On February 11, the day after Prime Minister Mahinda Rajapaksa’s announcement supposedly ending the ban, Mohamed Kamaldeen Mohamed Sameem was cremated in Anamaduwa. Friends of the 40-year-old social activist say authorities initially claimed he committed suicide, but later changed the cause of death to Covid-19 and hastily cremated the body. In another case, the family of a 26-year-old physiotherapist who reportedly died suddenly in his sleep have asked the Court of Appeal to prevent cremation after hospital authorities announced he died with Covid-19.
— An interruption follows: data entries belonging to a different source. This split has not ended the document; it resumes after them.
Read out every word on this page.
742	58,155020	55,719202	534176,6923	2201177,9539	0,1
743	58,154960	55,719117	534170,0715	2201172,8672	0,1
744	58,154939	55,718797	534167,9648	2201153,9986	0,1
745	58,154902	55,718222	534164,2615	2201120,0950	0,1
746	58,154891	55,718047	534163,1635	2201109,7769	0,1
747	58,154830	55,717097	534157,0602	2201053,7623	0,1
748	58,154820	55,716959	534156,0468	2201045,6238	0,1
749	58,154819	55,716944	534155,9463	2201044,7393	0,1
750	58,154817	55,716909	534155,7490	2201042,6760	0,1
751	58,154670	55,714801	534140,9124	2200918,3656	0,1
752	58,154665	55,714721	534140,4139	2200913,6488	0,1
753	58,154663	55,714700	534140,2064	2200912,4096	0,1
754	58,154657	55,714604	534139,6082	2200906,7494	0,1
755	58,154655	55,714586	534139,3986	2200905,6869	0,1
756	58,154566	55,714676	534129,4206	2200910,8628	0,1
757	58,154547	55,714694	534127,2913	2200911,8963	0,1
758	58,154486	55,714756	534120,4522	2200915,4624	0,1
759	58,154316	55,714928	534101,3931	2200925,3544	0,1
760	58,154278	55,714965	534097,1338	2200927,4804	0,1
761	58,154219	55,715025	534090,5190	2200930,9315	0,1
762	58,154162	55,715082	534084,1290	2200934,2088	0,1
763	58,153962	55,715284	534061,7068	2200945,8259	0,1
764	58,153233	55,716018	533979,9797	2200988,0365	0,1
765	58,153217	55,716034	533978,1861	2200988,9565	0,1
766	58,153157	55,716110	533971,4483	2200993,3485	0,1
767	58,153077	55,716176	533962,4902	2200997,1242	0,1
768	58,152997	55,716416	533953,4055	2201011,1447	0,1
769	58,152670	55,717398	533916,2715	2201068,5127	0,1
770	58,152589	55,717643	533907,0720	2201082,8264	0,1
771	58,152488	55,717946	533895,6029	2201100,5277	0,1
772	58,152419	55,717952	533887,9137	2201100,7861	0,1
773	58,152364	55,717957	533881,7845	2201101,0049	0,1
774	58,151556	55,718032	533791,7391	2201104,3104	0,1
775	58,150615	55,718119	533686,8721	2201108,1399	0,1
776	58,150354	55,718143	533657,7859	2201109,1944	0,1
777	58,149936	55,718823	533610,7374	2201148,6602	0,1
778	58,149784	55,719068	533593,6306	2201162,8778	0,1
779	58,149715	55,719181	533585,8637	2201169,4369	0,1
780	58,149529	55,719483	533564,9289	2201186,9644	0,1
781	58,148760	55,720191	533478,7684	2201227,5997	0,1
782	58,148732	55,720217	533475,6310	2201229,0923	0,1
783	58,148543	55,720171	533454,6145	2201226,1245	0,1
The cremations policy has caused intense distress to Muslims since it was implemented in March 2020. Frequently, the authorities proceed with the cremation even while families question the diagnosis and request further checks. The force cremations have been condemned by UN rights experts, and by the Organization of Islamic Cooperation (OIC).

Among those who applauded the initial announcement of Sri Lankan prime minister regarding the end of the force cremations, was Pakistan’s Prime Minister Imran Khan, who is due to visit Sri Lanka on February 22. Sri Lanka is anxious to have the support of Pakistan, an OIC member, at the upcoming session of the United Nations Human Rights Council, which begins in Geneva the same day. The council is expected to consider a new resolution responding to mounting rights concerns in Sri Lanka, including the treatment of Muslims. The government’s evident lack of empathy in addressing the heartfelt concerns of Muslims regarding forced cremations is further evidence of the need for Human Rights Council action on Sri Lanka.

WHO, CDC and the European Center for Disease Prevention and Control had issued clear and extensive guidelines on handling dead bodies confirmed or suspected as having COVID-19, with detailed attention to the procedures about, handling the body in the ward, mortuary, funeral home, during transfer, and crematorium or burial site. At the same time, these guidelines strongly discourage any ritual practice which may involve the risk of disease transmission. Nevertheless, all these global pandemic control programs stipulate that the victims can be “buried or cremated” with all precautions mentioned earlier.